Farce du destin, pour le « petit follet de gouttière », le poète-giroflée, que de se retrouver inscrit au programme de l’agrégation, aux mains de ces « commentateurs » qui vont « l’obscurci[r] de leurs éclaircissements » ? Le poète « fameux » des happy few, Baudelaire, Mallarmé, Huysmans, mais encore largement ignoré d’un public qui s’étonne de son étrange prénom de plume, coloré comme un de ces émaux ou vitraux, figures de sa poésie, suscite aujourd’hui quelques volumes riches en suggestions nouvelles, même s’ils ne prétendent pas venir à bout de cette œuvre charmante et énigmatique.

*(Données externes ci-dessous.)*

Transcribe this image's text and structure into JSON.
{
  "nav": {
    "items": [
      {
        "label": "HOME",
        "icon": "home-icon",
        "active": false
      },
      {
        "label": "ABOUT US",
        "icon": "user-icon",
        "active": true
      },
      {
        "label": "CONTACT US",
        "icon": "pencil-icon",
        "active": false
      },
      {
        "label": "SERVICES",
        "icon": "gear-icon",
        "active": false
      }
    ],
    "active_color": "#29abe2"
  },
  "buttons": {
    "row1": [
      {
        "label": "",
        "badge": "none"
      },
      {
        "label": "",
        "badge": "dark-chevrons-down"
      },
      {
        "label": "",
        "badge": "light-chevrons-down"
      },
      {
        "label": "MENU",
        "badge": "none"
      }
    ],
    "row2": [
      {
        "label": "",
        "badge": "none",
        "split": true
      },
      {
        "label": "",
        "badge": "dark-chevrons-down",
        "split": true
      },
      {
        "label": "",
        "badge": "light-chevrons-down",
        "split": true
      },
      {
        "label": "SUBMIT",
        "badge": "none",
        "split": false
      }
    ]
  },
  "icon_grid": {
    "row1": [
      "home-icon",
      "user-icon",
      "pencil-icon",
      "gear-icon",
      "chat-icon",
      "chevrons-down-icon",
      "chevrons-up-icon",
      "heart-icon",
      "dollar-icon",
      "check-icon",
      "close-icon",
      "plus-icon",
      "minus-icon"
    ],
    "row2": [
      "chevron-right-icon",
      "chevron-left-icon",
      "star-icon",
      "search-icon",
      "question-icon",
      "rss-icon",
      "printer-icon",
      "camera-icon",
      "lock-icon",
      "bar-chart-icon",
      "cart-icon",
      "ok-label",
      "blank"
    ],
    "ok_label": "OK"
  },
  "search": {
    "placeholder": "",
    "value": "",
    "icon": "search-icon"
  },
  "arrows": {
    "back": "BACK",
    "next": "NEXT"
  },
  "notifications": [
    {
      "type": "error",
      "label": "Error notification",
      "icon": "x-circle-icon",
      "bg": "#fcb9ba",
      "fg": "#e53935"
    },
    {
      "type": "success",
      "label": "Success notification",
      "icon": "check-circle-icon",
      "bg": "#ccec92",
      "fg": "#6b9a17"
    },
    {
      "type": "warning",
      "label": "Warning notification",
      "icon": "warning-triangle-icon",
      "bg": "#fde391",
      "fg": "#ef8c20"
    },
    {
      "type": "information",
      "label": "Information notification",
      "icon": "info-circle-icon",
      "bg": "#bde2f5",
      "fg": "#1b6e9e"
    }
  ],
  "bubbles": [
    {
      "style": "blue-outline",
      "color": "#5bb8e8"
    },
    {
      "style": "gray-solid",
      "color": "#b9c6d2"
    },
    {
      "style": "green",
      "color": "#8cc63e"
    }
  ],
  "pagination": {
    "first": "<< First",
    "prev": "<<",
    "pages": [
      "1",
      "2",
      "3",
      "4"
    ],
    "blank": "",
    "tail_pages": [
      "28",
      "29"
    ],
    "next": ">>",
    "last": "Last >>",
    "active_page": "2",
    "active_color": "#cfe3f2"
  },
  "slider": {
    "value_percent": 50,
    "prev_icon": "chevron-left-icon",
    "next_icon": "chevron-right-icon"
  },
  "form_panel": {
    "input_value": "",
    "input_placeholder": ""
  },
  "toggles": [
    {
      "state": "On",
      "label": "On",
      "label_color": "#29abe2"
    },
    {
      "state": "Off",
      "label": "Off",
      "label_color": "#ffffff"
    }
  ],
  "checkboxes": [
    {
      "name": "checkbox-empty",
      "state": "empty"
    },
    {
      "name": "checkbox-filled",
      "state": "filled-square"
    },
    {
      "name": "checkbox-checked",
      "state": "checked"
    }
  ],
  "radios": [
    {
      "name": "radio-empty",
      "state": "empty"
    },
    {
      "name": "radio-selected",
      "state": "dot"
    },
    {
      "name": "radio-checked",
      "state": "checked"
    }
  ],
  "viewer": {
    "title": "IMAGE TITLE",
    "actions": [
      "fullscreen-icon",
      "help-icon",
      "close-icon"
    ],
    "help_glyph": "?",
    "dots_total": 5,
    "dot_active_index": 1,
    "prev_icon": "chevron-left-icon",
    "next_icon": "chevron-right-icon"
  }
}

Celui-ci a le mérite de présenter, grâce à la patiente érudition d’Aurélia Cervoni, une série de précieux documents d’époque, de la parution de Gaspard de la Nuit en 1842 à sa première réédition en 1868 : recensions dans des revues difficiles d’accès, témoignages, dont la célèbre lettre de Baudelaire à Arsène Houssaye, devenue la dédicace des Petits Poèmes en prose, qui a contribué à sacrer Bertrand inventeur du genre. Deux études quelque peu iconoclastes remettent en cause deux idées reçues : la bienveillance de Sainte-Beuve à l’égard de Bertrand et l’analogie générique entre Gaspard et Le Spleen de Paris. Dans une caustique analyse d’histoire littéraire, Jacques Bony démontre qu’« on ne peut dissocier le destin d’Aloysius de la lutte sournoise entamée par Sainte-Beuve contre son meilleur ami, lutte qui éclaire les mésaventures de Gaspard » ; de son côté Michel Brix, insistant sur le ton journalistique des Petits Poèmes en prose qu’il interprète comme l’œuvre d’un poète aigri par le procès des Fleurs du Mal, invite à « “débaudelairiser” Gaspard de la Nuit, et à étudier ce recueil pour lui-même plutôt que d’essayer de lui faire avouer une esthétique qui le rapprocherait de la pratique de l’auteur du Spleen de Paris ».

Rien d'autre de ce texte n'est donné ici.